Isaiah pictures community this way in chapter 35: a road across the whole earth, and all the redeemed are walking on it together, singing together, worshipping God together. This road doesn’t belong to any nation or group, he says it belongs to the pilgrims, to anyone who chooses to walk on it, and the destination is God, himself. They hold the way in common with everyone else who is on it, and the reason the road stretches across the face of the earth is to stress that everyone from every time is able to walk down it together. They sing together, worship together, laugh together—they experience community—and in the end, they are together with God in Zion, experiencing the fullness of his community. I love the humor in v.8, he says even if you’re an idiot you won’t get lost on this road.

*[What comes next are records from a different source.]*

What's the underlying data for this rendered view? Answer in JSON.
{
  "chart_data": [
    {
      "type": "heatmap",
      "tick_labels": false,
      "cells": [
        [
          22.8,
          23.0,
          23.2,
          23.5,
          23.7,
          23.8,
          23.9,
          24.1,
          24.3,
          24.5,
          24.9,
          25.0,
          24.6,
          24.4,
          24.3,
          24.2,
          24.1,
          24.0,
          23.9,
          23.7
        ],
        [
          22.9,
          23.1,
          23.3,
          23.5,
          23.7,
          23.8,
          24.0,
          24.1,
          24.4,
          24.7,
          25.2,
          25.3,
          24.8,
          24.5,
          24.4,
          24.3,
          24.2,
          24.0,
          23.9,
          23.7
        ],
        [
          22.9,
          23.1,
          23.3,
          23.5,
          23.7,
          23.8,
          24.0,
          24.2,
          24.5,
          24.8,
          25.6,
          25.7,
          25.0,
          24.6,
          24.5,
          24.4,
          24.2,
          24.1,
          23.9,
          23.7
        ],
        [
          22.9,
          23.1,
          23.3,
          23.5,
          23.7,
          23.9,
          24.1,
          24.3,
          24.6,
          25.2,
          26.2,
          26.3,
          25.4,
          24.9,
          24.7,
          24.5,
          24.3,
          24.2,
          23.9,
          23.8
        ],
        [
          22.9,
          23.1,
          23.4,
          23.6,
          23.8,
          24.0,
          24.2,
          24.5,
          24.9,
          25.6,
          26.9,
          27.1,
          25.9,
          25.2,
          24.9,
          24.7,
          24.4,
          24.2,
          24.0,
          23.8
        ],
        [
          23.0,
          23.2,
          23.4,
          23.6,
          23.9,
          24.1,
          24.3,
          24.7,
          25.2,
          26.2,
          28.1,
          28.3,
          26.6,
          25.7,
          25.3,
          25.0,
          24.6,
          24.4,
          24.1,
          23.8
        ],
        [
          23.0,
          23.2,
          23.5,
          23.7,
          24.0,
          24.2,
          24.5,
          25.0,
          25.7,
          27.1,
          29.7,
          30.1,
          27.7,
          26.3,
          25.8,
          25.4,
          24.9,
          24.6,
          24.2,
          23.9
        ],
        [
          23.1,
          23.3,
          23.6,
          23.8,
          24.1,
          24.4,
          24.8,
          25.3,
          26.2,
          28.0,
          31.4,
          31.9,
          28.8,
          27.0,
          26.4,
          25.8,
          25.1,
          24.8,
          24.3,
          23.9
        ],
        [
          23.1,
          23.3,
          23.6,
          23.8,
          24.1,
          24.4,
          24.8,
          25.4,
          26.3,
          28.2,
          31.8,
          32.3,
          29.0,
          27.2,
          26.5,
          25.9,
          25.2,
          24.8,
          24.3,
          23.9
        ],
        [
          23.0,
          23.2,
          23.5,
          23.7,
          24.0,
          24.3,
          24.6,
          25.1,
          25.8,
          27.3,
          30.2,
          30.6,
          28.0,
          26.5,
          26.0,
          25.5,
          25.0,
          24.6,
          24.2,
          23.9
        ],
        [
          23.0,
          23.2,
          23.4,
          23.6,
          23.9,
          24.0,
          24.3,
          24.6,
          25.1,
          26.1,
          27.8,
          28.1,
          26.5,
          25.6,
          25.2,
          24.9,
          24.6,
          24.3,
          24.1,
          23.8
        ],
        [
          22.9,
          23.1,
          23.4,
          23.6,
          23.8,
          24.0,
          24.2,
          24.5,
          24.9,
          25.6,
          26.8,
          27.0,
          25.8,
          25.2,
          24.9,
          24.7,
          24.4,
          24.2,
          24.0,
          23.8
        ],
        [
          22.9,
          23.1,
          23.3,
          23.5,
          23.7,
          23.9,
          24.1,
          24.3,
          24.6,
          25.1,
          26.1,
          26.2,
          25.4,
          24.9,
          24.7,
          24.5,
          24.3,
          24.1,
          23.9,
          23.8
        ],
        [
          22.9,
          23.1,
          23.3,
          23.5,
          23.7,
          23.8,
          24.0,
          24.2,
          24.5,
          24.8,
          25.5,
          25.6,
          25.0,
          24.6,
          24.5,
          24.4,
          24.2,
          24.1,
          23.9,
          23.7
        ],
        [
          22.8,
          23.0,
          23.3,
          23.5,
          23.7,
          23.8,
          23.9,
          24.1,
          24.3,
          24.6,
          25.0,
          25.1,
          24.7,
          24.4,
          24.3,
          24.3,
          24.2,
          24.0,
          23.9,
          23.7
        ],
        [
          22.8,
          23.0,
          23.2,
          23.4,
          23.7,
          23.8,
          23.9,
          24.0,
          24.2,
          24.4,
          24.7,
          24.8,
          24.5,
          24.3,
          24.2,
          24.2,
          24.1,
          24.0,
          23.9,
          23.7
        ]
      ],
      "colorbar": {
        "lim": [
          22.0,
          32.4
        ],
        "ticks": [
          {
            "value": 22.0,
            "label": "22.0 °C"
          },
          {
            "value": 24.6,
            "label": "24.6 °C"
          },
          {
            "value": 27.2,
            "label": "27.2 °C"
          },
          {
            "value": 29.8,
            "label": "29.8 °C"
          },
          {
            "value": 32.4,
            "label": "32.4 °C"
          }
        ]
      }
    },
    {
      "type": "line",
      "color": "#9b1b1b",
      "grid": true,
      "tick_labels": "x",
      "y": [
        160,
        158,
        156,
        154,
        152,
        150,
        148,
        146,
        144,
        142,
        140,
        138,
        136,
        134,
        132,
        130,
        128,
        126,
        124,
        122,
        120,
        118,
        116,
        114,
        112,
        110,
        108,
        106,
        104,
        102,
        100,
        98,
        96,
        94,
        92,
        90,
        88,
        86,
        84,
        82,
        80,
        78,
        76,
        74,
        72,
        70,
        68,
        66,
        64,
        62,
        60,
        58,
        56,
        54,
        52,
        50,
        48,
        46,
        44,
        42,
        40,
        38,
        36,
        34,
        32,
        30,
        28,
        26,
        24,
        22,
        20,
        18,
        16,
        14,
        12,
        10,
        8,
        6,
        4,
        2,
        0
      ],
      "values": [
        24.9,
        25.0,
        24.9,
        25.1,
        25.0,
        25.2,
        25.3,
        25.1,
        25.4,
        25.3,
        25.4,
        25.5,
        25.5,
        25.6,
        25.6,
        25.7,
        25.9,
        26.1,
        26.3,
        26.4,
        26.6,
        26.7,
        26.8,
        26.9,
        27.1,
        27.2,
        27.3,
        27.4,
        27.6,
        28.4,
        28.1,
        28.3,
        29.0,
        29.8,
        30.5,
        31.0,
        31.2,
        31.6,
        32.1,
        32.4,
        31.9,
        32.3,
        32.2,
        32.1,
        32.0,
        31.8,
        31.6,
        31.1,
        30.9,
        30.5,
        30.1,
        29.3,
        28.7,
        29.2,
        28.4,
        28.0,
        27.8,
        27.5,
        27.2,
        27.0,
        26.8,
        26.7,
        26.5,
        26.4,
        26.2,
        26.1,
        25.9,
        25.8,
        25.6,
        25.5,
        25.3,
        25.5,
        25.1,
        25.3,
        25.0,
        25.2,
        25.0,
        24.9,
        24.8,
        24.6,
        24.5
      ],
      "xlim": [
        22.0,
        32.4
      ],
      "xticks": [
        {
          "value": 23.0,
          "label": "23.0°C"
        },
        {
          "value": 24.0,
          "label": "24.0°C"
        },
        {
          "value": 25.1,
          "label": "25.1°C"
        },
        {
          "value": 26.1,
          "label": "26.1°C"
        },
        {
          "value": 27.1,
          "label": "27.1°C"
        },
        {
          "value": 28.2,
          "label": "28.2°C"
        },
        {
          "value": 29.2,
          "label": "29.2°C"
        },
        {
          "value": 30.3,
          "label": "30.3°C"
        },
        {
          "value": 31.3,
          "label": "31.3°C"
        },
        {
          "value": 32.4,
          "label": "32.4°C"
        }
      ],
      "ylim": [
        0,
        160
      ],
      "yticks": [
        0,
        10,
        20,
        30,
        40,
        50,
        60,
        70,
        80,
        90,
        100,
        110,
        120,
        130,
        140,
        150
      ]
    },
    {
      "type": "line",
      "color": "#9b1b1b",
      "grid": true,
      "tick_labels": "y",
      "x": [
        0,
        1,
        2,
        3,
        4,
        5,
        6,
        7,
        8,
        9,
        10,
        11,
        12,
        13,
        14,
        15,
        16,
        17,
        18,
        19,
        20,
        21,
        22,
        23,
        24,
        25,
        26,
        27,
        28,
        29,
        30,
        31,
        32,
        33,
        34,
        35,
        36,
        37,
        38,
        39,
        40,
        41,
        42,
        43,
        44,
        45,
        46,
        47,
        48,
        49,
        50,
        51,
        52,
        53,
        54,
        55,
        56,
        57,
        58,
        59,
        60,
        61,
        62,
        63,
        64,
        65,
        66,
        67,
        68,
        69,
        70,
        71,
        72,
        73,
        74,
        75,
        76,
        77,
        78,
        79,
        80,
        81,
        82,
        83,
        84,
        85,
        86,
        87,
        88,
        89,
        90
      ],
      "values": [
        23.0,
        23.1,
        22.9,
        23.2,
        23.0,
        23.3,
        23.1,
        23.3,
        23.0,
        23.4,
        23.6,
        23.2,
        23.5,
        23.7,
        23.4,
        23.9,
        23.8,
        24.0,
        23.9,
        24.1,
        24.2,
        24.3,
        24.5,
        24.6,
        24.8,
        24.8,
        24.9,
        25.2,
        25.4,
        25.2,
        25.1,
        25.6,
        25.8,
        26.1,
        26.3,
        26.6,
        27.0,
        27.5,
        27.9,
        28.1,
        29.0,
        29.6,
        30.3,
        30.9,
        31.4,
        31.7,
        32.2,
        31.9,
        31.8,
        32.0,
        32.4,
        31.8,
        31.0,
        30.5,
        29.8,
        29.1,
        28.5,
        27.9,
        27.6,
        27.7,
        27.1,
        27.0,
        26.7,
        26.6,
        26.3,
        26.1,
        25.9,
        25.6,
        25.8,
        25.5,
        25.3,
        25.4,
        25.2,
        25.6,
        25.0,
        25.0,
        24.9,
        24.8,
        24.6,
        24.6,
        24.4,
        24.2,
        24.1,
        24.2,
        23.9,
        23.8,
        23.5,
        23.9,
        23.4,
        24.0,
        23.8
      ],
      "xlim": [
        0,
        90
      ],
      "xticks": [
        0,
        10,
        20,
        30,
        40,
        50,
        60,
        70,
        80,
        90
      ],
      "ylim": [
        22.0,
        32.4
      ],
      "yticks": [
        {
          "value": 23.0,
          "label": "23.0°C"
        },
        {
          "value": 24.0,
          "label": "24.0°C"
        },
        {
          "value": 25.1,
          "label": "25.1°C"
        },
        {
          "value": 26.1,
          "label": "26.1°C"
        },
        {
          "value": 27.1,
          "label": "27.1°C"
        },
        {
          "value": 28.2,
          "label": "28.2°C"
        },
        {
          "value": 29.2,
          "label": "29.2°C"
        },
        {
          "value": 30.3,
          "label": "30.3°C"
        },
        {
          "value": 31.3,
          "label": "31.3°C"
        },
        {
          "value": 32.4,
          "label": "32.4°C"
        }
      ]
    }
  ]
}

This image from Isaiah is one of the foundational images of the Christian Church by the time we get to the New Testament, because Jesus picks up this image and identifies with it, saying “I am the way.” We should understand Jesus’ life as his coming to walk with us on this highway to Zion.
This image was so significant to early Christians, in fact, they called themselves—not Christians, but—walkers on the way, pilgrims on the road. It’s how they summed up the whole of the Christian life.
There’s so much to say on this image, but for today, I want to zero in on the commonality of the road, the community of believers as we follow the way of the Lord. My reason is this: between American culture’s demands for individualism, our understandable fear of rejection in such a polarized society, and evangelicalism’s rejection of historical Christianity, we’ve almost entirely lost Christian community in our churches today. It’s hanging by a thread.
We struggle to get together, we struggle to know one another, to be a meaningful part of each other’s life. We struggle even to talk to each other, confess to each other—and dishonesty is the death of community. We don’t ask for advice, or seek to understand other people, we certainly don’t ask for help. We come into churches and neighborhoods thinking, not how can I be a part, but what can I take away? And so we’ve lost much of what makes our lives joyful and meaningful on this road.
If we recover Christian community, it will be in small ways. An invitation to dinner, a request for help, an apology, an hour set aside. Asking someone a question, and just listening rather than seeking to share an opinion. Introducing yourself to the person you haven’t met yet, inviting someone to church. Playing together, as kids know to do but adults so often forget.
When I look at historical expressions of Christianity, I find that some of us are called to live together in lives oriented around work and prayer together for common kingdom goals. Others are meant to support that work with our own resources and spiritual gifts. If we are, at all, to reflect the nature and work of God in the world, we have to reflect his community. It is central to who he is and what he is doing in the world. Community is central to the way God is healing us and the people around us.
My invitation to you today is to call upon the Lord to heal you even now. Don’t try to balance your life, drowning out the bad things with pleasure, but seek real healing, even for the deep hurts. There is hope in Christ for you, and for us. And part of that healing is going to be community, learning to walk this road with other people and with the Lord until we can be with him in full. My friends, the kingdom of heaven is near. Repent of anything less than the things of God in your life, and come, walk a little ways with me.